L'inconvénient majeur d'avoir fait de la réunion entre "blacks", "blancs" et "beurs" la marque de fabrique de France 98, c'est bien sûr le côté double tranchant.

Un beau jour de juillet, "tout le monde" (comme dit Dugarry) en fait un symbole de fraternité : on est tous différents, et pourtant on s'aime !

Mais quand certains termes de l'équation sont séparés des autres, ça peut résonner bizarrement. Or à en croire Dugarry, c'est tout simplement cela qui se passe dans la tête de nos Champions du monde. Thuram comme Blanc.
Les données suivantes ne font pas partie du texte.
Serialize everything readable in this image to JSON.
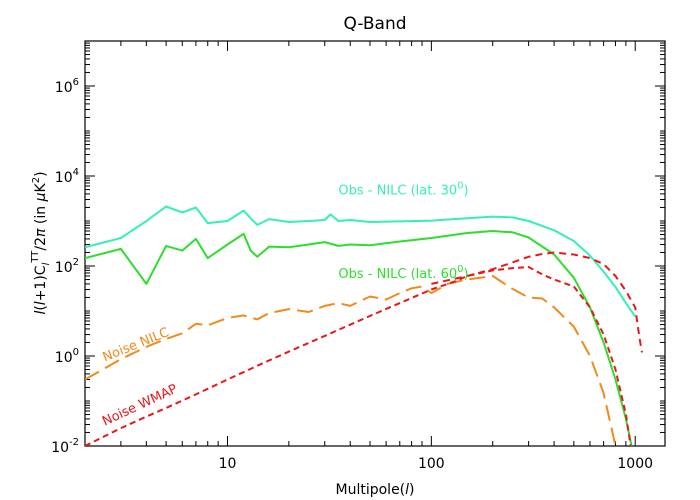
{
  "chart_data": {
    "type": "line",
    "title": "Q-Band",
    "xlabel": "Multipole(",
    "xlabel_symbol": "l",
    "xlabel_close": ")",
    "ylabel_parts": [
      "l",
      "(",
      "l",
      "+1)",
      "C",
      "l",
      "TT",
      "/2",
      "π",
      " (in ",
      "μ",
      "K",
      "2",
      ")"
    ],
    "xscale": "log",
    "yscale": "log",
    "xlim": [
      2,
      1400
    ],
    "ylim": [
      0.01,
      10000000
    ],
    "x_ticks": [
      {
        "value": 10,
        "label": "10"
      },
      {
        "value": 100,
        "label": "100"
      },
      {
        "value": 1000,
        "label": "1000"
      }
    ],
    "y_ticks": [
      {
        "value": 0.01,
        "base": "10",
        "exp": "-2"
      },
      {
        "value": 1,
        "base": "10",
        "exp": "0"
      },
      {
        "value": 100,
        "base": "10",
        "exp": "2"
      },
      {
        "value": 10000,
        "base": "10",
        "exp": "4"
      },
      {
        "value": 1000000,
        "base": "10",
        "exp": "6"
      }
    ],
    "series": [
      {
        "name": "Obs - NILC (lat. 30",
        "name_sup": "0",
        "name_close": ")",
        "color": "#33f0b4",
        "dash": "",
        "label_at": [
          35,
          3900
        ],
        "label_angle": 0,
        "points": [
          [
            2,
            260
          ],
          [
            3,
            420
          ],
          [
            4,
            1000
          ],
          [
            5,
            2100
          ],
          [
            6,
            1550
          ],
          [
            7,
            2000
          ],
          [
            8,
            900
          ],
          [
            10,
            1000
          ],
          [
            12,
            1700
          ],
          [
            13,
            1150
          ],
          [
            14,
            820
          ],
          [
            16,
            1100
          ],
          [
            20,
            950
          ],
          [
            25,
            1000
          ],
          [
            30,
            1050
          ],
          [
            32,
            1400
          ],
          [
            35,
            1000
          ],
          [
            40,
            1050
          ],
          [
            50,
            950
          ],
          [
            70,
            980
          ],
          [
            100,
            1020
          ],
          [
            150,
            1150
          ],
          [
            200,
            1250
          ],
          [
            250,
            1200
          ],
          [
            300,
            1000
          ],
          [
            400,
            620
          ],
          [
            500,
            360
          ],
          [
            600,
            170
          ],
          [
            700,
            75
          ],
          [
            800,
            34
          ],
          [
            900,
            15
          ],
          [
            1000,
            7.5
          ]
        ]
      },
      {
        "name": "Obs - NILC (lat. 60",
        "name_sup": "0",
        "name_close": ")",
        "color": "#2edd2e",
        "dash": "",
        "label_at": [
          35,
          54
        ],
        "label_angle": 0,
        "points": [
          [
            2,
            150
          ],
          [
            3,
            240
          ],
          [
            4,
            40
          ],
          [
            5,
            280
          ],
          [
            6,
            220
          ],
          [
            7,
            400
          ],
          [
            8,
            150
          ],
          [
            10,
            300
          ],
          [
            12,
            520
          ],
          [
            13,
            220
          ],
          [
            14,
            160
          ],
          [
            16,
            270
          ],
          [
            20,
            260
          ],
          [
            25,
            300
          ],
          [
            30,
            340
          ],
          [
            35,
            280
          ],
          [
            40,
            300
          ],
          [
            50,
            290
          ],
          [
            70,
            350
          ],
          [
            100,
            420
          ],
          [
            150,
            540
          ],
          [
            200,
            600
          ],
          [
            250,
            560
          ],
          [
            300,
            430
          ],
          [
            400,
            180
          ],
          [
            500,
            55
          ],
          [
            600,
            12
          ],
          [
            700,
            2
          ],
          [
            800,
            0.3
          ],
          [
            900,
            0.04
          ],
          [
            960,
            0.01
          ]
        ]
      },
      {
        "name": "Noise NILC",
        "color": "#f08a1c",
        "dash": "16,7",
        "label_at": [
          2.5,
          0.75
        ],
        "label_angle": -22,
        "points": [
          [
            2,
            0.3
          ],
          [
            3,
            0.85
          ],
          [
            4,
            1.6
          ],
          [
            5,
            2.4
          ],
          [
            6,
            3.2
          ],
          [
            7,
            5.2
          ],
          [
            8,
            4.8
          ],
          [
            10,
            7
          ],
          [
            12,
            8
          ],
          [
            14,
            6.5
          ],
          [
            16,
            9
          ],
          [
            20,
            11
          ],
          [
            25,
            9.5
          ],
          [
            30,
            13
          ],
          [
            35,
            15
          ],
          [
            40,
            13
          ],
          [
            50,
            21
          ],
          [
            60,
            18
          ],
          [
            70,
            25
          ],
          [
            80,
            32
          ],
          [
            90,
            35
          ],
          [
            100,
            25
          ],
          [
            120,
            40
          ],
          [
            150,
            50
          ],
          [
            200,
            60
          ],
          [
            250,
            31
          ],
          [
            300,
            20
          ],
          [
            350,
            19
          ],
          [
            400,
            12
          ],
          [
            500,
            4.5
          ],
          [
            600,
            1
          ],
          [
            700,
            0.15
          ],
          [
            800,
            0.01
          ]
        ]
      },
      {
        "name": "Noise WMAP",
        "color": "#e81818",
        "dash": "6,4",
        "label_at": [
          2.5,
          0.028
        ],
        "label_angle": -25,
        "points": [
          [
            2,
            0.01
          ],
          [
            3,
            0.025
          ],
          [
            4,
            0.045
          ],
          [
            5,
            0.07
          ],
          [
            7,
            0.14
          ],
          [
            10,
            0.3
          ],
          [
            15,
            0.7
          ],
          [
            20,
            1.25
          ],
          [
            30,
            2.8
          ],
          [
            50,
            7.8
          ],
          [
            70,
            15
          ],
          [
            100,
            30
          ],
          [
            130,
            45
          ],
          [
            150,
            60
          ],
          [
            200,
            80
          ],
          [
            250,
            90
          ],
          [
            300,
            95
          ],
          [
            350,
            65
          ],
          [
            400,
            50
          ],
          [
            500,
            35
          ],
          [
            600,
            12
          ],
          [
            700,
            3
          ],
          [
            800,
            0.5
          ],
          [
            900,
            0.05
          ],
          [
            950,
            0.01
          ]
        ]
      },
      {
        "name": "",
        "color": "#e81818",
        "dash": "7,5",
        "label_at": null,
        "label_angle": 0,
        "points": [
          [
            100,
            40
          ],
          [
            150,
            60
          ],
          [
            200,
            85
          ],
          [
            250,
            120
          ],
          [
            300,
            160
          ],
          [
            350,
            185
          ],
          [
            400,
            200
          ],
          [
            500,
            180
          ],
          [
            600,
            150
          ],
          [
            700,
            110
          ],
          [
            800,
            60
          ],
          [
            900,
            28
          ],
          [
            1000,
            12
          ],
          [
            1050,
            2.5
          ],
          [
            1080,
            1.2
          ]
        ]
      }
    ]
  }
}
Ils regardent le terrain. Ils pensent blacks, ils pensent blancs, ils pensent beurs. Trois catégories de joueurs, comme au bon vieux temps rappelez-vous !

Puisque ces différences viennent naturellement dans la bouche de "tout le monde" en France, comment les empêcher de sauter aux yeux des professionnels du ballon rond ? Jusque-là tout va bien... Jusqu'à ce que, de fil en aiguille, ils finissent par mettre un filtre méchamment tricolore sur tout ce qui concerne le foot français.
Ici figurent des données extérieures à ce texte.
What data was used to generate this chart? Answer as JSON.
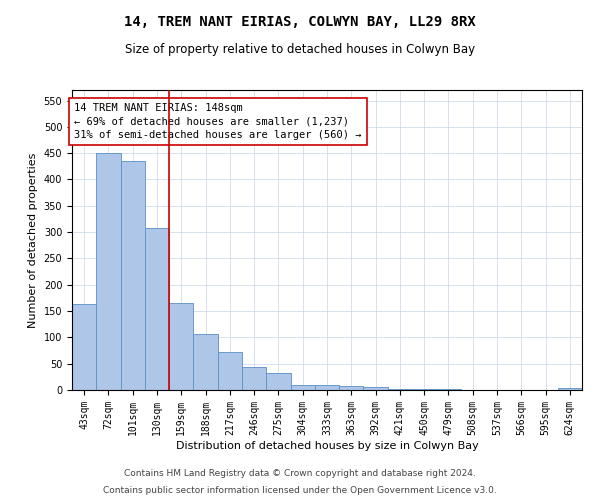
{
  "title": "14, TREM NANT EIRIAS, COLWYN BAY, LL29 8RX",
  "subtitle": "Size of property relative to detached houses in Colwyn Bay",
  "xlabel": "Distribution of detached houses by size in Colwyn Bay",
  "ylabel": "Number of detached properties",
  "categories": [
    "43sqm",
    "72sqm",
    "101sqm",
    "130sqm",
    "159sqm",
    "188sqm",
    "217sqm",
    "246sqm",
    "275sqm",
    "304sqm",
    "333sqm",
    "363sqm",
    "392sqm",
    "421sqm",
    "450sqm",
    "479sqm",
    "508sqm",
    "537sqm",
    "566sqm",
    "595sqm",
    "624sqm"
  ],
  "values": [
    163,
    450,
    435,
    307,
    165,
    107,
    73,
    44,
    33,
    10,
    10,
    8,
    5,
    2,
    1,
    1,
    0,
    0,
    0,
    0,
    4
  ],
  "bar_color": "#aec6e8",
  "bar_edge_color": "#5a8fc2",
  "vline_x": 3.5,
  "vline_color": "#cc0000",
  "annotation_text": "14 TREM NANT EIRIAS: 148sqm\n← 69% of detached houses are smaller (1,237)\n31% of semi-detached houses are larger (560) →",
  "annotation_box_color": "#ffffff",
  "annotation_box_edge": "#cc0000",
  "ylim": [
    0,
    570
  ],
  "yticks": [
    0,
    50,
    100,
    150,
    200,
    250,
    300,
    350,
    400,
    450,
    500,
    550
  ],
  "footnote1": "Contains HM Land Registry data © Crown copyright and database right 2024.",
  "footnote2": "Contains public sector information licensed under the Open Government Licence v3.0.",
  "title_fontsize": 10,
  "subtitle_fontsize": 8.5,
  "xlabel_fontsize": 8,
  "ylabel_fontsize": 8,
  "tick_fontsize": 7,
  "annotation_fontsize": 7.5,
  "footnote_fontsize": 6.5,
  "bg_color": "#ffffff",
  "grid_color": "#c8d4e8"
}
Thuram, selon Dugarry, dans les vestiaires : cet événement "privé" ressemble à l'expression d'une fierté communautaire menant à l'exclusion de joueurs qu'on croyait pourtant solidaire de la victoire.

La DTN au quasi-complet, selon Mediapart  : là, la discrimination tacite serait "légalisée" à cause de différences artificielles érigées en critères de gestion.

 

C'est inexcusable. C'est une raison de plus, c'est l'ultime raison qui devrait nous empêcher de recycler encore et toujours le mythe de l'EDF "blackblancbeur".

A force de jouer avec les pots de couleurs, nous risquons tous de finir comme Laurent Blanc et consorts : éclatés au sol, après une très vilaine glissade dans de prétendues "différences raciales".